That Will Be England Gone: The Last Summer Of Cricket
Michael Henderson Constable £20 ★★★★★
Michael Henderson is one of the most knowledgeable writers there is about the summer game. In this vibrant chronicle of the 2019 cricket season, he travels around England taking the temperature of the sport he loves. The result is pure gold.
The mainspring for his trip is (or was, until Covid-19 ripped up the sporting calendar) the much-hyped ‘Hundred’ competition that had been due to start this summer. This gimmicky tournament, described by the author as ‘a three-course dinner for dogs’, will pit teams such as ‘Welsh Fire’ against the likes of ‘Super Northern Chargers’. Henderson thinks it could disfigure the sport for ever.
The beating heart of cricket resides far beyond the glitzy showpiece events colonised by big money and corporate hospitality, and thus Henderson visits not only Lord’s and the Oval but returns to the grounds and games that shaped and nourished his own passion, including festival cricket at Cheltenham and Scarborough, a match at his old school, Repton, and bucolic venues such as Chesterfield and Taunton.
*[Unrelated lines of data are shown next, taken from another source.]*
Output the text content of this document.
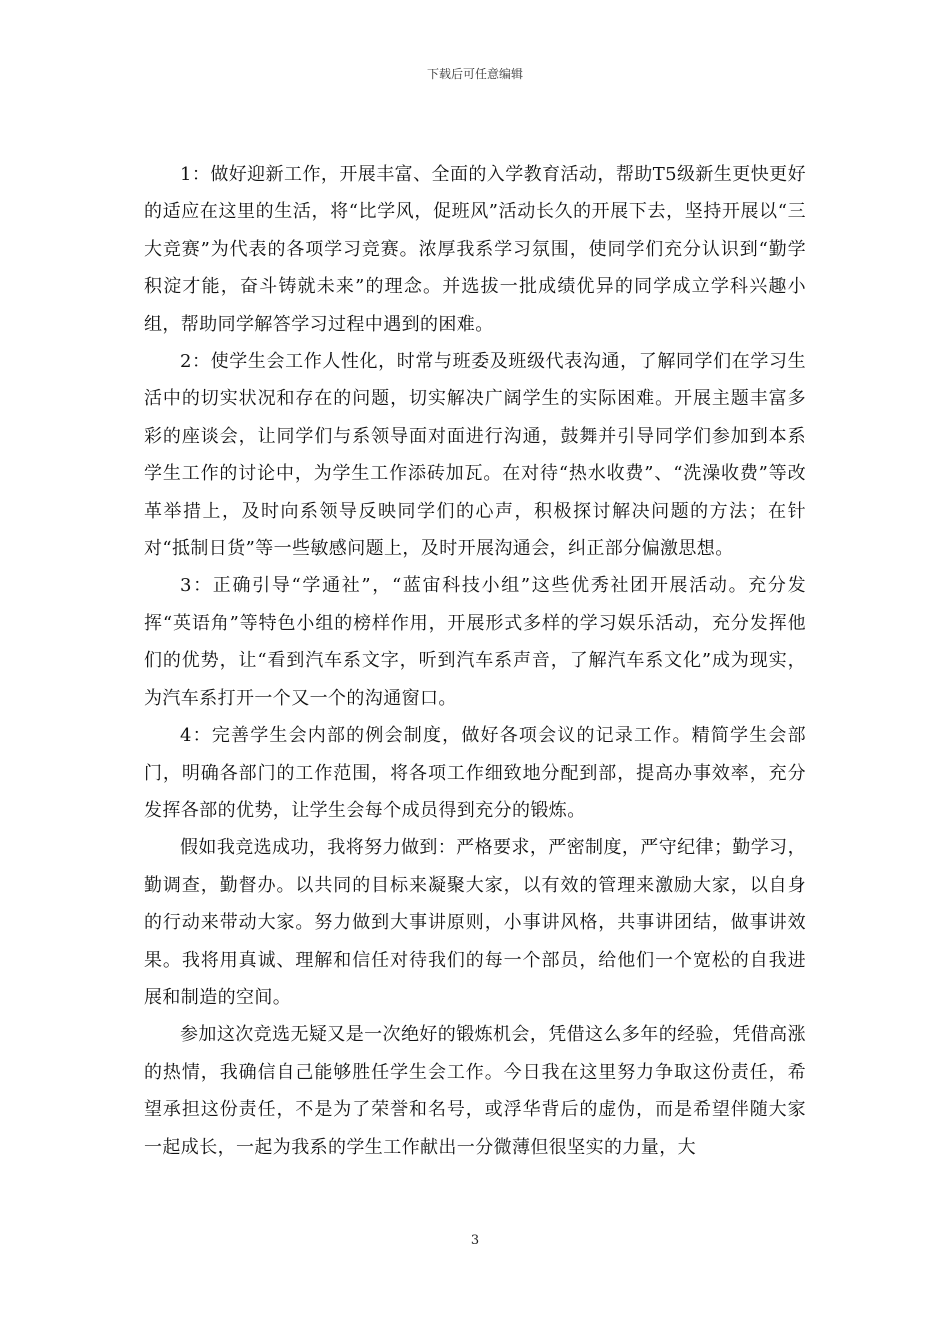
下载后可任意编辑

1：做好迎新工作，开展丰富、全面的入学教育活动，帮助T5级新生更快更好的适应在这里的生活，将“比学风，促班风”活动长久的开展下去，坚持开展以“三大竞赛”为代表的各项学习竞赛。浓厚我系学习氛围，使同学们充分认识到“勤学积淀才能，奋斗铸就未来”的理念。并选拔一批成绩优异的同学成立学科兴趣小组，帮助同学解答学习过程中遇到的困难。

2：使学生会工作人性化，时常与班委及班级代表沟通，了解同学们在学习生活中的切实状况和存在的问题，切实解决广阔学生的实际困难。开展主题丰富多彩的座谈会，让同学们与系领导面对面进行沟通，鼓舞并引导同学们参加到本系学生工作的讨论中，为学生工作添砖加瓦。在对待“热水收费”、“洗澡收费”等改革举措上，及时向系领导反映同学们的心声，积极探讨解决问题的方法；在针对“抵制日货”等一些敏感问题上，及时开展沟通会，纠正部分偏激思想。

3：正确引导“学通社”，“蓝宙科技小组”这些优秀社团开展活动。充分发挥“英语角”等特色小组的榜样作用，开展形式多样的学习娱乐活动，充分发挥他们的优势，让“看到汽车系文字，听到汽车系声音，了解汽车系文化”成为现实，为汽车系打开一个又一个的沟通窗口。

4：完善学生会内部的例会制度，做好各项会议的记录工作。精简学生会部门，明确各部门的工作范围，将各项工作细致地分配到部，提高办事效率，充分发挥各部的优势，让学生会每个成员得到充分的锻炼。

假如我竞选成功，我将努力做到：严格要求，严密制度，严守纪律；勤学习，勤调查，勤督办。以共同的目标来凝聚大家，以有效的管理来激励大家，以自身的行动来带动大家。努力做到大事讲原则，小事讲风格，共事讲团结，做事讲效果。我将用真诚、理解和信任对待我们的每一个部员，给他们一个宽松的自我进展和制造的空间。

参加这次竞选无疑又是一次绝好的锻炼机会，凭借这么多年的经验，凭借高涨的热情，我确信自己能够胜任学生会工作。今日我在这里努力争取这份责任，希望承担这份责任，不是为了荣誉和名号，或浮华背后的虚伪，而是希望伴随大家一起成长，一起为我系的学生工作献出一分微薄但很坚实的力量，大

3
He travels to Ramsbottom for an afternoon of Lancashire League cricket (‘We’ve three supermarkets now but no shoe shop,’ a female spectator laments to him during play) and spends a day at Old Trafford, where his Uncle Harry served on the committee, and where ‘a meat and potato pie can release early memories as sweetly as any tea-soaked madeleine’.
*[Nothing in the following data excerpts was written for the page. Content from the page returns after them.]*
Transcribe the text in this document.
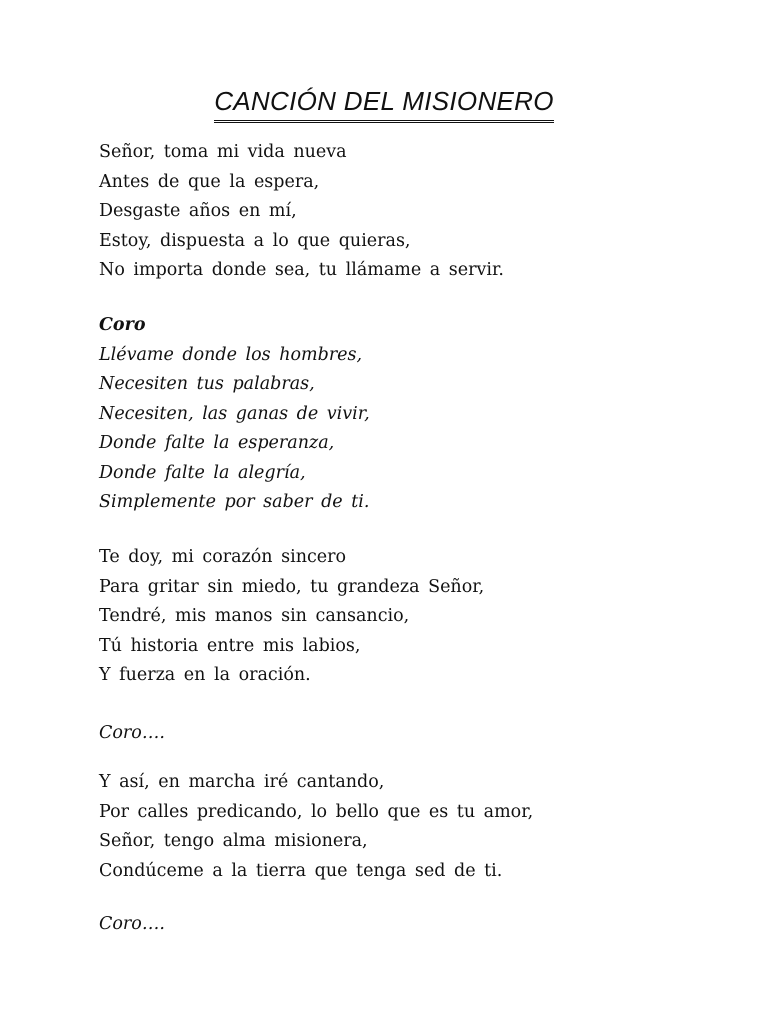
CANCIÓN DEL MISIONERO
Señor, toma mi vida nueva
Antes de que la espera,
Desgaste años en mí,
Estoy, dispuesta a lo que quieras,
No importa donde sea, tu llámame a servir.
Coro
Llévame donde los hombres,
Necesiten tus palabras,
Necesiten, las ganas de vivir,
Donde falte la esperanza,
Donde falte la alegría,
Simplemente por saber de ti.
Te doy, mi corazón sincero
Para gritar sin miedo, tu grandeza Señor,
Tendré, mis manos sin cansancio,
Tú historia entre mis labios,
Y fuerza en la oración.
Coro….
Y así, en marcha iré cantando,
Por calles predicando, lo bello que es tu amor,
Señor, tengo alma misionera,
Condúceme a la tierra que tenga sed de ti.
Coro….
The book is also a love poem to an England fast disappearing, and there are some memorable perorations on the glories of Philip Larkin (a line from his Going, Going provides the title of the book), brass bands, traditional pubs, classical music, and the English landscape. Above all, Henderson deprecates what he sees as the dumbing down of popular culture, in which instant gratification is all that counts, and where ‘everything has to be immediately understood by everybody otherwise it’s an assault on democracy’.
For those who fear the worst for the sport they love, this is like cool, clear water for a man dying of thirst. It’s barnstorming, coruscating stuff, and as fine a book about the game as you’ll read for years.